Uncertainty over the viability of the European Monetary Union and volatility of the euro may incite investors to seek refuge in wine, suggest financial experts including John Authers, FT columnist and author of The Fearful Rise of Markets.
While his is a cautionary tale, Authers notes that the scenario offers short-term opportunity for bold and disciplined investors who can spot a potential bubble and sell before it bursts.
‘There are many people who will talk very caustically and matter-of-factly about “can I find the next bubble and can I get into it now”, and there is certainly an interest in treating wine that way,’ he said in a presentation at the London International Wine Fair.
Wine’s attributes as a wasting, hard asset that is not directly correlated to either stocks or bonds make it attractive as a safe haven, like gold.
‘There is a law in economics called Gresham’s Law,’ said Joe Roseman, former hedge fund economist and author of ‘SWAG [Silver Wine Art Gold]: Alternative Investments for the Coming Decade’.
‘Stated simply, it means that bad money drives investors to seek good money,’ he said. ‘In this instance, the bad
money is the euro currency and the good money is an asset like wine.’
Henning Thoresen, CEO of Bordeaux Winebank Group and manager of the €50m Wine Growth Fund, is more cautious, although he has received enquiries regarding the euro’s volatility, mainly from Asia-based investors.

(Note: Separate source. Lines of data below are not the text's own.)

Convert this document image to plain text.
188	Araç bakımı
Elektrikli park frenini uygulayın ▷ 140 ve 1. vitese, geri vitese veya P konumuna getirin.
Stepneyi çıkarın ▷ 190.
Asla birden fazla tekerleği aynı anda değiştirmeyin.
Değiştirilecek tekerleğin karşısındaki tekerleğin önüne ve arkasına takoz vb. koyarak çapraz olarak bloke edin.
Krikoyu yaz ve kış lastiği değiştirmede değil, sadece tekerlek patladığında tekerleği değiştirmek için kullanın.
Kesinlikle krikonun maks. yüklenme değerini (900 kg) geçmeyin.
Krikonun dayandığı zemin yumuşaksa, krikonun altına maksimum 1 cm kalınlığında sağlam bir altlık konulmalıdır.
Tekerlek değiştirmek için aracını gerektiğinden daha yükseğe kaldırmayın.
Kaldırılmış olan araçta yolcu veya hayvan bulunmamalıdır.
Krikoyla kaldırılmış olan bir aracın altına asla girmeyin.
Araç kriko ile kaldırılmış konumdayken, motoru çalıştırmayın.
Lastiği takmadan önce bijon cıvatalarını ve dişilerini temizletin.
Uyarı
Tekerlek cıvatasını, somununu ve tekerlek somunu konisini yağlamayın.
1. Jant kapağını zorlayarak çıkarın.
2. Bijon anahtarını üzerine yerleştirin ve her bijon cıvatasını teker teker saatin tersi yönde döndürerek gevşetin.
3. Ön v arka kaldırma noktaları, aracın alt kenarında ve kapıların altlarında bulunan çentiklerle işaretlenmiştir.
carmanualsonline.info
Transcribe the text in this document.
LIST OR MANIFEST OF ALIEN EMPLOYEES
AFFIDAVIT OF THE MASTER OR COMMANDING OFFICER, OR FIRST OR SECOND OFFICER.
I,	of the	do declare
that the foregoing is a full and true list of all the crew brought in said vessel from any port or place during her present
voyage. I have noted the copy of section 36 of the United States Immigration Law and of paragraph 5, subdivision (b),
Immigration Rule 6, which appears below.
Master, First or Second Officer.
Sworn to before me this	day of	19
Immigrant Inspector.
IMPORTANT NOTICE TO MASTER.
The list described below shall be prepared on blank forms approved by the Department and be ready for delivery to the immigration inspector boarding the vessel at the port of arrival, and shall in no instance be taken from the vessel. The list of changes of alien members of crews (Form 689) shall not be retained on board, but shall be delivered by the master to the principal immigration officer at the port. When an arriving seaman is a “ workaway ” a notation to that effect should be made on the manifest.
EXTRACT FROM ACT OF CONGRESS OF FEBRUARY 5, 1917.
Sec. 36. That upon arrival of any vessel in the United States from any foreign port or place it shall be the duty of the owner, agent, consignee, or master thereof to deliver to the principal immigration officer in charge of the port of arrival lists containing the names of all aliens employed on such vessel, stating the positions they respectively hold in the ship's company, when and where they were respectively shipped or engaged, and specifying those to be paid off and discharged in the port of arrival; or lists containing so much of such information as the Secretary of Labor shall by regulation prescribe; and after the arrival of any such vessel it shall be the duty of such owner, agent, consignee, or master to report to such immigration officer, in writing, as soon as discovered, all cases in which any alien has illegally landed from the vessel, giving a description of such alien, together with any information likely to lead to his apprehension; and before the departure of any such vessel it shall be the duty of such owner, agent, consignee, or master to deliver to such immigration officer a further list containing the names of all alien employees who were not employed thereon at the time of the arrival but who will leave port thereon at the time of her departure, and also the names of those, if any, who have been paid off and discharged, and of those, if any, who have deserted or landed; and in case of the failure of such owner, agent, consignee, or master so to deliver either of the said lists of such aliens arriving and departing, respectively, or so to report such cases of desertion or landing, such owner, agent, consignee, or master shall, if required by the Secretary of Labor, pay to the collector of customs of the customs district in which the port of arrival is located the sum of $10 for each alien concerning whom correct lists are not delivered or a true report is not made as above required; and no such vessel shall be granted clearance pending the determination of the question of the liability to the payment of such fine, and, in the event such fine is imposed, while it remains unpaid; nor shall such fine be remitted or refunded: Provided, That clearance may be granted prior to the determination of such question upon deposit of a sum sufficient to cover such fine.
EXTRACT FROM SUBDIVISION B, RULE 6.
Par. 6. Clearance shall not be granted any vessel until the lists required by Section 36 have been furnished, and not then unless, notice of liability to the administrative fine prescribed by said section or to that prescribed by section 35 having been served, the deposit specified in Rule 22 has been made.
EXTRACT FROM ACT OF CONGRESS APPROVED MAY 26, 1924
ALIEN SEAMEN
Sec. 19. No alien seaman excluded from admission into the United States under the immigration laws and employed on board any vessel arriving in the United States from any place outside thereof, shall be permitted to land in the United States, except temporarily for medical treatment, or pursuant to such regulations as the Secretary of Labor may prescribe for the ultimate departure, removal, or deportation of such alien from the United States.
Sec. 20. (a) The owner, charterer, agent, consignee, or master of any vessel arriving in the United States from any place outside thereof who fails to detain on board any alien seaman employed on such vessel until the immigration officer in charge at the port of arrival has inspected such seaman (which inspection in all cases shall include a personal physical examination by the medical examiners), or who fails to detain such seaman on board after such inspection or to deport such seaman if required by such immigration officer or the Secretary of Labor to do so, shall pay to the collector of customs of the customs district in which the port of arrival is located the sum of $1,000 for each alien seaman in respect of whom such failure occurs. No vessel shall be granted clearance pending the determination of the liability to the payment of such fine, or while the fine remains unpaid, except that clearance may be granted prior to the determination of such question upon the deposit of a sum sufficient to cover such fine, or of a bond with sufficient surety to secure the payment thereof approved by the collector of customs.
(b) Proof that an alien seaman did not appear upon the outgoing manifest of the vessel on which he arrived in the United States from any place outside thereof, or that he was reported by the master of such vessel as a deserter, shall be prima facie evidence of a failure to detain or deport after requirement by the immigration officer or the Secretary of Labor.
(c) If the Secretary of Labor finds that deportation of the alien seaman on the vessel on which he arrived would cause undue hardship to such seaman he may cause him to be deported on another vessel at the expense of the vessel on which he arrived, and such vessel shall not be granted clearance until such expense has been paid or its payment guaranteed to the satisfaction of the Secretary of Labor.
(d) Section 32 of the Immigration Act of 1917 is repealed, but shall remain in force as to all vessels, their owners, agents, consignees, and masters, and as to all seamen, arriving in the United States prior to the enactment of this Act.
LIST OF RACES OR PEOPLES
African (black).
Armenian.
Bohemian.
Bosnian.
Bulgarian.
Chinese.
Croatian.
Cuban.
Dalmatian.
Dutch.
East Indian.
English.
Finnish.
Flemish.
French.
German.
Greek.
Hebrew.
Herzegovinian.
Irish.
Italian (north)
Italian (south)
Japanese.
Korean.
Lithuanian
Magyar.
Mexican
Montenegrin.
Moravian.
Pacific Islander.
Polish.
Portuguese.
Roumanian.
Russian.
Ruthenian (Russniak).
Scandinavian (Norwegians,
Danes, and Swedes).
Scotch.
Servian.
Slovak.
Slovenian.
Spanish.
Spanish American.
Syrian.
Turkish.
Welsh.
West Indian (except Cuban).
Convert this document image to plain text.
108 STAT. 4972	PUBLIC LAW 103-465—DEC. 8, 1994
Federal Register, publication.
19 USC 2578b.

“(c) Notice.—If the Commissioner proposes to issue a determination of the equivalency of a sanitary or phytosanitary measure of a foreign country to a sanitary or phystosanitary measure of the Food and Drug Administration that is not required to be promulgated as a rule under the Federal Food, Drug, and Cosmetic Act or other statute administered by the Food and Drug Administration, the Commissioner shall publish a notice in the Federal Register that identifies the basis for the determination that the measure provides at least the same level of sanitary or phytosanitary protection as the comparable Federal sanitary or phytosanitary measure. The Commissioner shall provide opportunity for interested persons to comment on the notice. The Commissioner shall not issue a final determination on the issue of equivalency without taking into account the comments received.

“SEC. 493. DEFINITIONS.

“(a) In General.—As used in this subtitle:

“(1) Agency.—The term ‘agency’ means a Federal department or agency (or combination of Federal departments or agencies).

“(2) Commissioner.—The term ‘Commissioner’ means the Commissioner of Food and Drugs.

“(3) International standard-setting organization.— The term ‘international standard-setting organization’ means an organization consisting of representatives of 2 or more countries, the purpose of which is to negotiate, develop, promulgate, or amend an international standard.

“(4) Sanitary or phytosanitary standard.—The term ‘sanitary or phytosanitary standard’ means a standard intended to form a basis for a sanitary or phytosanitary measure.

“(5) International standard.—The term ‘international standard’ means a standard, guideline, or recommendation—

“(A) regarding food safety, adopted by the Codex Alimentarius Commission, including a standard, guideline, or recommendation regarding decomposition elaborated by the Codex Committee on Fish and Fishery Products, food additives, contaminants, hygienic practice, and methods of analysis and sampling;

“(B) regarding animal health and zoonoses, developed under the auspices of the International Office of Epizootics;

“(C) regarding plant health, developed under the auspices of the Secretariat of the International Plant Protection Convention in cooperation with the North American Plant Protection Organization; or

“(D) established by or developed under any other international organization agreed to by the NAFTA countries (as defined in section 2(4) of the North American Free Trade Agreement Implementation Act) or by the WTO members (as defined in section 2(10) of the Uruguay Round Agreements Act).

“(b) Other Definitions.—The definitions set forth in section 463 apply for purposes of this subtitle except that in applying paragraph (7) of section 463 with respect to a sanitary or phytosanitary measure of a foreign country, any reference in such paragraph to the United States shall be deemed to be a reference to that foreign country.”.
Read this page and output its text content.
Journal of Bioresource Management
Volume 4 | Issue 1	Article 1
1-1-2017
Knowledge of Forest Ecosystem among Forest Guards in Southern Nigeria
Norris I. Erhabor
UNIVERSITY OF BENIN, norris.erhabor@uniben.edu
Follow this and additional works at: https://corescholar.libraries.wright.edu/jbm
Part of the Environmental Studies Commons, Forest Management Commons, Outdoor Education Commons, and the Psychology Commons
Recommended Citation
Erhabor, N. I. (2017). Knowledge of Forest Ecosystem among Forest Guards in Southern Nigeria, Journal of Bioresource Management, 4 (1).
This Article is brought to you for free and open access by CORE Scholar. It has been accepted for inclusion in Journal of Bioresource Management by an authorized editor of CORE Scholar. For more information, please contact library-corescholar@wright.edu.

‘We are advising them to stay calm,’ he said. ‘We have a ten-year horizon and I don’t think the eurozone situation will affect wine as a long-term investment. We have large positions in 2005 and 2009. There is no point in flooding the market now.’
There is little sign of a surge in wine investment as yet. The Liv-ex Fine Wine 100 index is down by 22% versus this time last year, while the Liv-ex Investibles index is down by almost 21%. In contrast, the FTSE100 index is down by 11%.